Konfrontasi yang terbuka dan berkepanjangan dengan Israel akan menjadikan Hizbullah sebagai faksi perlawanan terkemuka di dunia Arab, dan memperkuat citranya sebagai pembela gigih kepentingan Palestina dan Arab. Posisi baru ini kemungkinan besar akan meningkatkan pengaruhnya di seluruh kawasan dan dapat memperkuat kemampuannya dalam merekrut relawan dan mendapatkan dukungan dari komunitas Arab dan Muslim.

Israel kemungkinan besar akan berusaha menghindari terlibat dalam konfrontasi terbuka dan berkepanjangan yang memerlukan pemindahan pasukannya melintasi perbatasan ke Lebanon. Tingginya jumlah personel yang hilang dapat meningkatkan tekanan pada pemerintah Israel untuk mundur, yang akan menjamin kemenangan bagi Hizbullah.

Namun, strategi pengeboman intensif Israel saat ini yang bertujuan memaksa Hizbullah menerima gencatan senjata sesuai persyaratan Israel memiliki keterbatasan. Meskipun pemerintahan AS saat ini sangat ingin mengisi kembali persediaan senjata dan amunisi Israel yang sudah menipis, hal ini dilakukan dengan biaya yang terus meningkat.

Meskipun pemerintah AS terus mendukung penuh Israel, sebagian besar pemilih Amerika dari kedua sisi spektrum politik menentang dukungan tersebut karena alasan etika dan ekonomi. Siapa pun yang terpilih dalam pemilihan presiden AS kemungkinan besar akan merasa terdorong untuk mengakhiri eskalasi Israel yang tak ada habisnya, mungkin dengan mengancam akan membatasi pasokan senjata. Oleh karena itu, Israel terburu-buru mengungkap fakta baru di kawasan menjelang pemilu.

Sebaliknya, bagi Hizbullah dan gerakan perlawanan lainnya, hal ini pada dasarnya adalah perang gesekan yang akan terus berlanjut bahkan jika Israel berhasil mencapai beberapa keberhasilan awal.
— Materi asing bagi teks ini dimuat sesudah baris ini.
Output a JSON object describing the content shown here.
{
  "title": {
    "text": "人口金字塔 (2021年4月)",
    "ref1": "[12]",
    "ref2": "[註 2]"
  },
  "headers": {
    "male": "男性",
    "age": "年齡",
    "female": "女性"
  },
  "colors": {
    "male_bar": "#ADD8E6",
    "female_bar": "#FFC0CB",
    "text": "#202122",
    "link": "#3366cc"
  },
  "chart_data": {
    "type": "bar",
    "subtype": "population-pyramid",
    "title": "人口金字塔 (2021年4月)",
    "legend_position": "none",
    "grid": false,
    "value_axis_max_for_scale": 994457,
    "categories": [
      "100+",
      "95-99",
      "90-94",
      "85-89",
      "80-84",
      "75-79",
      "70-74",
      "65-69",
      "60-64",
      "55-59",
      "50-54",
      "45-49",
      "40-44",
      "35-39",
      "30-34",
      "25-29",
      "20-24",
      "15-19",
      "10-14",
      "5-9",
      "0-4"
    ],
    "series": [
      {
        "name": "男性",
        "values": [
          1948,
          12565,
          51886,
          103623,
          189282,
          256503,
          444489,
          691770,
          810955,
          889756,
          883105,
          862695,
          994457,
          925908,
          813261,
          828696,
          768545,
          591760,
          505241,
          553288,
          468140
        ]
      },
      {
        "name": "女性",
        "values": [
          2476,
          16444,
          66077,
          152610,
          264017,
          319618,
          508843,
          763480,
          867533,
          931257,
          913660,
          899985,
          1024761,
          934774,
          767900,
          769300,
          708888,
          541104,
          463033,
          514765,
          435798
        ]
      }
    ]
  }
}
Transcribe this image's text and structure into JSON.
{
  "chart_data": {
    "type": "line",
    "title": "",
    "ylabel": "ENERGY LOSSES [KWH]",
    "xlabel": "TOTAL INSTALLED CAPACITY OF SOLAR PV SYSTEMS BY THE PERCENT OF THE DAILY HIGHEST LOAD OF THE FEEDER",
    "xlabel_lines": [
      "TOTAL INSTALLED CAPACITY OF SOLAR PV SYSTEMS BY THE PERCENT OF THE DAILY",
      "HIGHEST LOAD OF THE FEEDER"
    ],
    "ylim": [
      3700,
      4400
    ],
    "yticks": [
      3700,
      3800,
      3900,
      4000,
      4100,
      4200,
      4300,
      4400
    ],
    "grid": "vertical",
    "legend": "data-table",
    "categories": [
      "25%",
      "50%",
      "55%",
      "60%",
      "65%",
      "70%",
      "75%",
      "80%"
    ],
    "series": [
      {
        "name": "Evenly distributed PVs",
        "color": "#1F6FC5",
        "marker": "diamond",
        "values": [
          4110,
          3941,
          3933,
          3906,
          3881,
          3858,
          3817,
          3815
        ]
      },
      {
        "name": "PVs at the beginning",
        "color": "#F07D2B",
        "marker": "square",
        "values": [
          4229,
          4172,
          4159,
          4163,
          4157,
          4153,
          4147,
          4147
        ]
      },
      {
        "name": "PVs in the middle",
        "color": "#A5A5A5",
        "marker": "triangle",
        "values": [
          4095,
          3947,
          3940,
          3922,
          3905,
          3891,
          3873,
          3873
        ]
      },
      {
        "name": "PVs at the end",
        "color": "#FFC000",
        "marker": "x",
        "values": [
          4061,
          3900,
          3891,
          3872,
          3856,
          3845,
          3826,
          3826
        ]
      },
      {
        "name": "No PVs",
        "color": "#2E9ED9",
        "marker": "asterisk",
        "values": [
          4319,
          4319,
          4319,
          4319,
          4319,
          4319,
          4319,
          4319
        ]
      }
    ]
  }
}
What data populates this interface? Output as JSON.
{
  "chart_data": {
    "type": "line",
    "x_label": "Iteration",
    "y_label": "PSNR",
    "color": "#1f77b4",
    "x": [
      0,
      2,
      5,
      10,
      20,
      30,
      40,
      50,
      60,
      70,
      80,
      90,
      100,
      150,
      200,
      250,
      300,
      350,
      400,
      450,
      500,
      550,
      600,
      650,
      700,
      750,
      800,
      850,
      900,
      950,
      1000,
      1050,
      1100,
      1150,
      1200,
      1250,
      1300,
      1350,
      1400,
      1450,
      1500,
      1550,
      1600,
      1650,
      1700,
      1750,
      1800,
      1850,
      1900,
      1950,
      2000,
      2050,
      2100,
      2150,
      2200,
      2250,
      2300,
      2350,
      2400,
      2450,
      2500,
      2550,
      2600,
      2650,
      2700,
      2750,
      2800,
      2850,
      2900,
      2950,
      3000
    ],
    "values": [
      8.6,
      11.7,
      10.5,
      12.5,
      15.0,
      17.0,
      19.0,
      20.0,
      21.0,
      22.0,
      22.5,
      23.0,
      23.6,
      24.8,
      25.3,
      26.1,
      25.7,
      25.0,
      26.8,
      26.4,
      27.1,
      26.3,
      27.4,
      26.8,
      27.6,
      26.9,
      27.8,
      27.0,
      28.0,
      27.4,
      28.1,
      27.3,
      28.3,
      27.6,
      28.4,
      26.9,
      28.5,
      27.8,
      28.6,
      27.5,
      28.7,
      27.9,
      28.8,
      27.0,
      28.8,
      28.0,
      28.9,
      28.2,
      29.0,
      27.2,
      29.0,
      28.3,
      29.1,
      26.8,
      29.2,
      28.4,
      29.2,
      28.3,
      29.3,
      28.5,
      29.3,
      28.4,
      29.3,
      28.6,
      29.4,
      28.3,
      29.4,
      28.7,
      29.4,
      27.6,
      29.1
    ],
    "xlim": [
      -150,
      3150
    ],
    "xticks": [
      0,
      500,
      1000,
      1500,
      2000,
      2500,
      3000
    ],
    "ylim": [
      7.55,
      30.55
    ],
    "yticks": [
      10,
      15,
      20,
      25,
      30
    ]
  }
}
Meski Hizbullah menderita kerugian besar dalam dua minggu terakhir, mereka masih berpotensi meraih kemenangan lagi atas Israel. Seperti Hamas di Gaza, kelangsungan hidup bisa dianggap sukses. Perhitungan seperti itu mungkin dilakukan di Beirut, serta para pendukung strategisnya di Teheran.

Pada akhirnya, upaya Israel untuk memecah belah poros perlawanan mungkin akan menjadi bumerang. Sejarah baru-baru ini menunjukkan bahwa alih-alih menyebabkan perpecahan, peningkatan operasi Israel justru meningkatkan dukungan publik terhadap perlawanan sekaligus memperkuat persatuan di antara anggotanya di Lebanon, Palestina, dan sekitarnya.

Pandangan yang diungkapkan dalam artikel ini adalah milik penulis dan tidak mencerminkan posisi editorial Al Jazeera.